Where \(r=\lambda r_i+(1-\lambda)r_j\), \(Q(\tilde s’,a’)=\lambda Q(s_i’,a_i’)+(1-\lambda)Q(s_j’,a_j’)\), and \(\tilde a\) is \(a_i\) if \(\lambda\ge 0.5\) or \(a_j\) otherwise.

It is quite astonishing that, during the test time, mixreg performs better than regular regularization techniques such as data augmentation, l2 regularization, and batch normalization. Although the authors demonstrates that mixing training signals is important to mixreg, it is still unclear why this method works. One possible explanation is that mixreg imposes piece-wise linearity regularization to the learned policy and value functions w.r.t. the states. Such regularization encourages the agent to learn a smoother policy with better generalization performance.

Surprise minimization

Chen 2020 shows adding surprise minimizing information to rewards can improve generalization. Specifically, Chen 2020 trains PPO with the reward function defined as \(r(s,a)+\alpha\log p(s)\), where \(\alpha\) controls the relative scale of the surprise and \(\log(p(s))\) estimates the surprise. Two ways are proposed to estimate the state distribution:

Normal distributions. A buffer of size \(20\) times the mini-batch size is used to store the most recent observations in grayscale. Before each training iteration, a surprise minimizing reward is computed from the buffer

\[\log p(s_t)=-\sum_i(\log\sigma_i+{(s_i-\mu_i)^2\over 2\sigma^2})\]

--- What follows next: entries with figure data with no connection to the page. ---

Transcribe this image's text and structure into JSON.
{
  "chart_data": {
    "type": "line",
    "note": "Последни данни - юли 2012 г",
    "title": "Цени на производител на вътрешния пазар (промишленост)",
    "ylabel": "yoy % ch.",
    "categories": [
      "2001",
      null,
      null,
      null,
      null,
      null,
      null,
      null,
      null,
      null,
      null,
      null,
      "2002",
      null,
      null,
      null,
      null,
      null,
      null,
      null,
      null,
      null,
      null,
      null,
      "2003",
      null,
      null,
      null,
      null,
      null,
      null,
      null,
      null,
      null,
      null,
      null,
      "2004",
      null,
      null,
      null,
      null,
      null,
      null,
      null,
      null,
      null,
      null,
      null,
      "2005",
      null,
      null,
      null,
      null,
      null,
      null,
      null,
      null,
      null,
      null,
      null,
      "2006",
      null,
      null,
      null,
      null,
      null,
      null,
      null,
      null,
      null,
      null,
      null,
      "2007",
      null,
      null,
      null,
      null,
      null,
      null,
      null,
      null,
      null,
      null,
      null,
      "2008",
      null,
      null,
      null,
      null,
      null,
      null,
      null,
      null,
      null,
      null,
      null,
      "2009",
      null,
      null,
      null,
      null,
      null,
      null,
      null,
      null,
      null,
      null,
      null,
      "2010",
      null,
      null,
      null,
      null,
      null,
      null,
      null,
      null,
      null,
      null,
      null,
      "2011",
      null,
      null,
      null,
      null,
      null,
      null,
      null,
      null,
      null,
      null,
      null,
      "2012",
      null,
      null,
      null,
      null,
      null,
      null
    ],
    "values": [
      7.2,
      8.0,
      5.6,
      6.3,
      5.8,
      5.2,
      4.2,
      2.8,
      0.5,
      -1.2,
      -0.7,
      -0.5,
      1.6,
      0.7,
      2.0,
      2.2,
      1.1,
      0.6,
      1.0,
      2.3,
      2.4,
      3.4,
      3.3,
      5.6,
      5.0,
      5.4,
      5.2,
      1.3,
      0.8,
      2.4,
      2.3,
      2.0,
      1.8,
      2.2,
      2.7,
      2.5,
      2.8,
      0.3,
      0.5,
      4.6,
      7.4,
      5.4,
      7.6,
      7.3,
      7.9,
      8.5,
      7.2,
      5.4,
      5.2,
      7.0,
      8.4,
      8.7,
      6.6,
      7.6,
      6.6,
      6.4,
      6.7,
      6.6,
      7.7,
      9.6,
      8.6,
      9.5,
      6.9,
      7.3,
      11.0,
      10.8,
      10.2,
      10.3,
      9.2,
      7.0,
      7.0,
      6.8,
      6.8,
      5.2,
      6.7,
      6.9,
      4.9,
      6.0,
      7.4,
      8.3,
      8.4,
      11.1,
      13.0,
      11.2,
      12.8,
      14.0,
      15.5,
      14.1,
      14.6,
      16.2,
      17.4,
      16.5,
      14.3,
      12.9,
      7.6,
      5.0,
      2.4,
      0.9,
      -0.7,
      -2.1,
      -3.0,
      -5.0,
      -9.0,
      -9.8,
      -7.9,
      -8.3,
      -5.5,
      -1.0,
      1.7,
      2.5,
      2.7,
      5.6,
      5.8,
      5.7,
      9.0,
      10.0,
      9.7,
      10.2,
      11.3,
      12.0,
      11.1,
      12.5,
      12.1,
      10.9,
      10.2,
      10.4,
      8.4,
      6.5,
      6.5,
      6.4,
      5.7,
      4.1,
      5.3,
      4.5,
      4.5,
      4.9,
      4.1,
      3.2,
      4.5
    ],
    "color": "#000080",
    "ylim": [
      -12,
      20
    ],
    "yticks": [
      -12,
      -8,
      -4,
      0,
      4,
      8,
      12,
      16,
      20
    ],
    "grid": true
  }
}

where \(\mu_i\) and \(\sigma_i\) are the sample mean and standard deviation of the \(i^{th}\) dimension calculated across each state in the buffer.

Variational autoencoder. A VAE is trained with the raw RGB observations. Before each PPO training iteration, we first compute the embeddings \(\pmb z\) from the encoder of the VAE for all observation \(\pmb o\). Then we model \(p(z)\) as a normal distribution, whose mean and diagonal covariance are computed from \(\pmb z\), and we estimate \(\log p(z)\) for each sample
```
dist = tfd.MultivariateNormalDiag(
    tf.reduce_mean(z, 0, keepdims=True),
    tf.math.reduce_std(z, 0, keepdims=True),
)
logp = dist.log_prob(z)
```

Experiments are confounding as the agent performs better on testing environments than on the training environments

References

Igl, Maximilian, Kamil Ciosek, Yingzhen Li, Sebastian Tschiatschek, Cheng Zhang, Sam Devlin, and Katja Hofmann. 2019. “Generalization in Reinforcement Learning with Selective Noise Injection and Information Bottleneck,” no. NeurIPS. http://arxiv.org/abs/1910.12911.

Raileanu, Roberta, Max Goldstein, Denis Yarats, and Rob Fergus. n.d. “Automatic Data Augmentation for Generalization in Deep Reinforcement Learning.”

Laskin, Michael, Kimin Lee, Adam Stooke, Lerrel Pinto, Pieter Abbeel, and Aravind Srinivas. 2020. “Reinforcement Learning with Augmented Data.” http://arxiv.org/abs/2004.14990.

Wang, Kaixin, Bingyi Kang, Jie Shao, and Jiashi Feng. 2020. “Improving Generalization in Reinforcement Learning with Mixture Regularization,” no. NeurIPS: 1–21.

Chen, Jerry Zikun. 2020. “Reinforcement Learning Generalization with Surprise Minimization.”